Like the elders on the Kurukshetra battlefield, who only realized the "systemic collapse" when their own kin started falling, these nations are having a sudden moment of clarity. They’ve stopped whispering about "strategic restraint" and started recalibrating their scripts.
Having allowed the mess to be created through their own silence, these modern-day elders are now frantically seeking a "peaceful exit" from a fire they helped fuel with their indifference.
The virtual summit, thus, is the Moral High-Grounder with an Asterisk.
As regards to India, it displayed a level of diplomatic dexterity that would make a Kuru elder weep with envy. While the Strait of Hormuz remains a graveyard for global energy flows, India has managed to find its voice at the virtual summit, but only in one frequency.
During the initial stages of the conflict, in what was a display of “strategic clarity” it found the courage to co-sponsor a UNSC resolution condemning Iran’s "egregious" attacks on Gulf nations in the strongest possible terms. But to Tehran’s retaliatory chokehold on the waterway, its vocabulary was rich with words like "unacceptable," "breach of law," and "threat to peace".
Under the sophisticated guise of "neutral diplomatic complexities," South Block has remained remarkably quiet about the bombing of Iranian soil or the killing of its Supreme Leader.

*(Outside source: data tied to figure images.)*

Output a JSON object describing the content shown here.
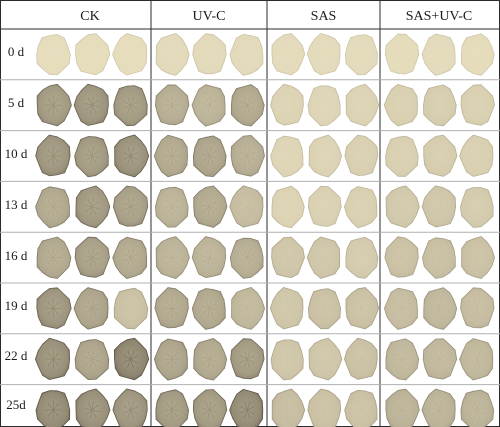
{
  "columns": [
    {
      "label": "CK"
    },
    {
      "label": "UV-C"
    },
    {
      "label": "SAS"
    },
    {
      "label": "SAS+UV-C"
    }
  ],
  "rows": [
    {
      "label": "0 d"
    },
    {
      "label": "5 d"
    },
    {
      "label": "10 d"
    },
    {
      "label": "13 d"
    },
    {
      "label": "16 d"
    },
    {
      "label": "19 d"
    },
    {
      "label": "22 d"
    },
    {
      "label": "25d"
    }
  ],
  "slice_browning": [
    [
      [
        0.02,
        0.02,
        0.02
      ],
      [
        0.05,
        0.05,
        0.05
      ],
      [
        0.04,
        0.04,
        0.04
      ],
      [
        0.03,
        0.04,
        0.03
      ]
    ],
    [
      [
        0.7,
        0.75,
        0.7
      ],
      [
        0.5,
        0.45,
        0.55
      ],
      [
        0.12,
        0.1,
        0.12
      ],
      [
        0.15,
        0.18,
        0.15
      ]
    ],
    [
      [
        0.75,
        0.7,
        0.78
      ],
      [
        0.55,
        0.6,
        0.5
      ],
      [
        0.1,
        0.12,
        0.15
      ],
      [
        0.15,
        0.18,
        0.15
      ]
    ],
    [
      [
        0.55,
        0.72,
        0.65
      ],
      [
        0.45,
        0.55,
        0.35
      ],
      [
        0.12,
        0.14,
        0.15
      ],
      [
        0.22,
        0.25,
        0.2
      ]
    ],
    [
      [
        0.55,
        0.65,
        0.55
      ],
      [
        0.45,
        0.45,
        0.5
      ],
      [
        0.25,
        0.25,
        0.2
      ],
      [
        0.3,
        0.32,
        0.3
      ]
    ],
    [
      [
        0.75,
        0.6,
        0.3
      ],
      [
        0.55,
        0.55,
        0.4
      ],
      [
        0.25,
        0.3,
        0.3
      ],
      [
        0.35,
        0.4,
        0.35
      ]
    ],
    [
      [
        0.8,
        0.6,
        0.9
      ],
      [
        0.6,
        0.55,
        0.7
      ],
      [
        0.25,
        0.25,
        0.3
      ],
      [
        0.4,
        0.4,
        0.4
      ]
    ],
    [
      [
        0.85,
        0.8,
        0.75
      ],
      [
        0.7,
        0.7,
        0.85
      ],
      [
        0.35,
        0.3,
        0.3
      ],
      [
        0.45,
        0.45,
        0.45
      ]
    ]
  ],
  "colors": {
    "fresh": "#e8dfbf",
    "browned": "#5a5243",
    "divider": "#2b2b2b",
    "separator": "#b0b0b0"
  }
}
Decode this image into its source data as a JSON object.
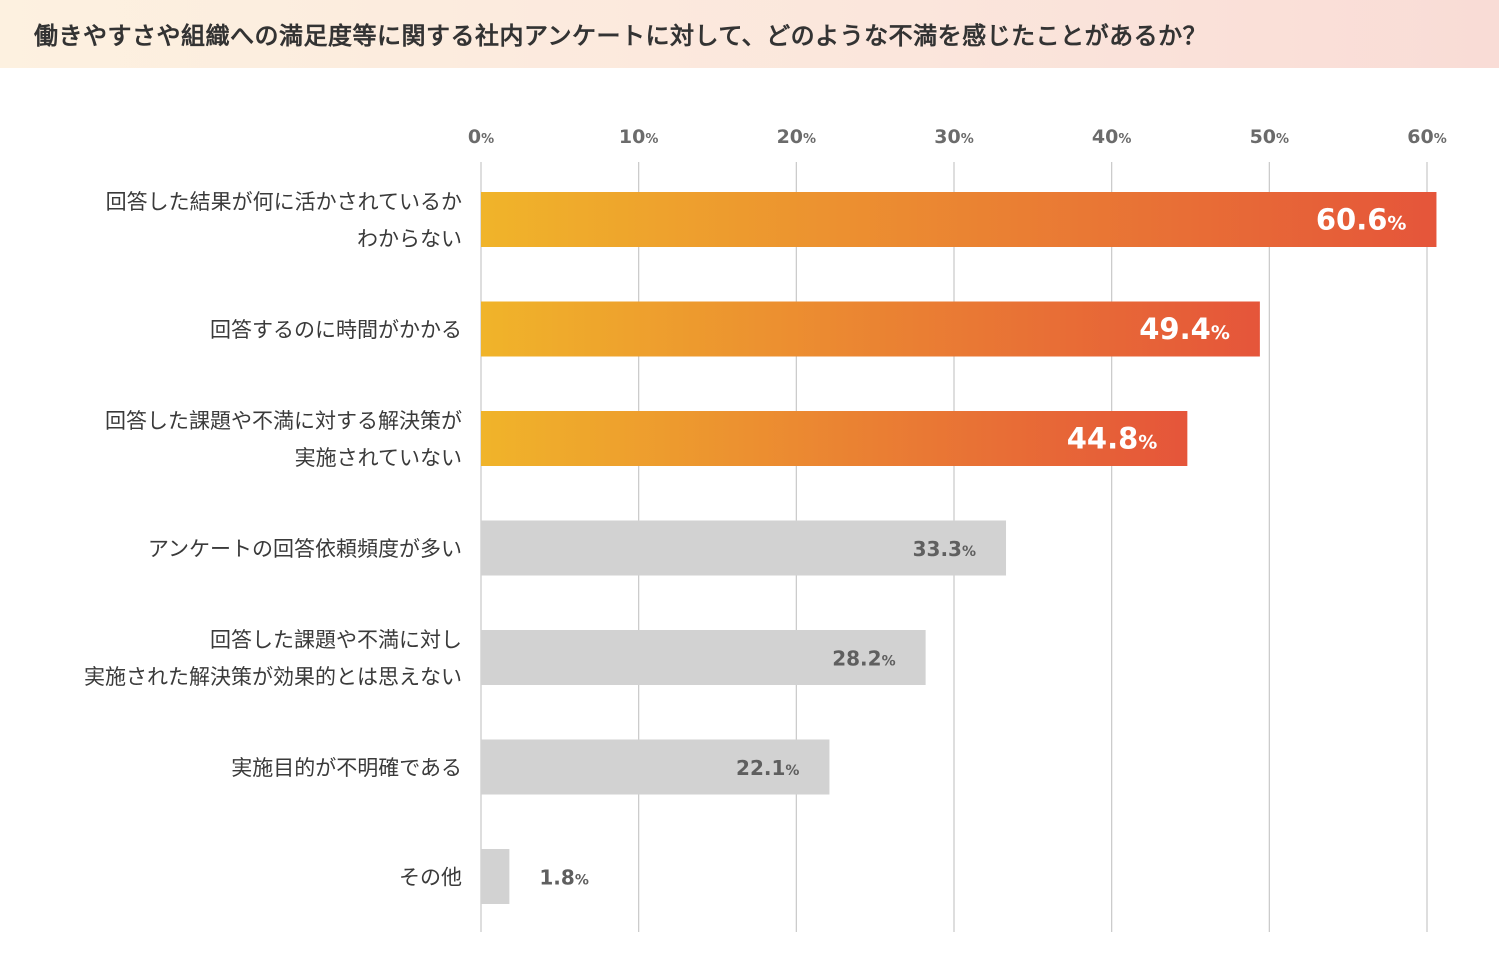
{
  "title": "働きやすさや組織への満足度等に関する社内アンケートに対して、どのような不満を感じたことがあるか？",
  "colors": {
    "highlight_start": "#f0b42a",
    "highlight_end": "#e5553a",
    "muted": "#d2d2d2",
    "gridline": "#c8c8c8"
  },
  "chart_data": {
    "type": "bar",
    "orientation": "horizontal",
    "title": "働きやすさや組織への満足度等に関する社内アンケートに対して、どのような不満を感じたことがあるか？",
    "xlim": [
      0,
      60
    ],
    "ticks": [
      0,
      10,
      20,
      30,
      40,
      50,
      60
    ],
    "tick_suffix": "%",
    "value_suffix": "%",
    "categories": [
      [
        "回答した結果が何に活かされているか",
        "わからない"
      ],
      [
        "回答するのに時間がかかる"
      ],
      [
        "回答した課題や不満に対する解決策が",
        "実施されていない"
      ],
      [
        "アンケートの回答依頼頻度が多い"
      ],
      [
        "回答した課題や不満に対し",
        "実施された解決策が効果的とは思えない"
      ],
      [
        "実施目的が不明確である"
      ],
      [
        "その他"
      ]
    ],
    "values": [
      60.6,
      49.4,
      44.8,
      33.3,
      28.2,
      22.1,
      1.8
    ],
    "value_labels": [
      "60.6",
      "49.4",
      "44.8",
      "33.3",
      "28.2",
      "22.1",
      "1.8"
    ],
    "highlighted": [
      true,
      true,
      true,
      false,
      false,
      false,
      false
    ]
  }
}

This is not "silence," we are told that it is "Strategic Autonomy", a specialized Indian 'rope trick’, where one condemns the reaction while politely ignoring the action.
The irony reached its peak at the summit. India, the only nation to have lost mariners in the crossfire, is now the one begging for a "peaceful exit" from the mess it refused to call out.
While publicly condemning Tehran at the UN, Indian diplomats had simultaneously engaged in quiet back-channels with the same "aggressor" to ensure that Indian-flagged tankers get a "special pass" through the blockade.
As the summit concluded without a joint statement, one thing was clear: India’s "neutrality" is perfectly balanced, one foot in the condemnation camp, and the other in the "please-don't-stop-the-oil" camp.
It’s a classic script of modern-day ‘Draupadi Disrobing” act of staying silent during the injustice and Kuru lesson relearned, and then act surprised when the consequences come for your bank account.
In the grand theatre of the Hormuz crisis, the bystanders have finally realized that when you watch a house burn and do nothing, the smoke eventually fills your own lungs.
It is a sobering realization that finds its ultimate echo in Rahat Indori’s piercing lines: “Lagegi aag toh aayenge ghar kai zad mein, yahan pe sirf hamara makaan thodi hai.”(When the fire breaks out, many houses will be caught in the flames/it isn’t as if only my house is located here.)
The "Bystander Club" has finally grasped the grim geography of global conflict: when you let your neighbour’s house burn, the wind eventually carries the embers to your own roof.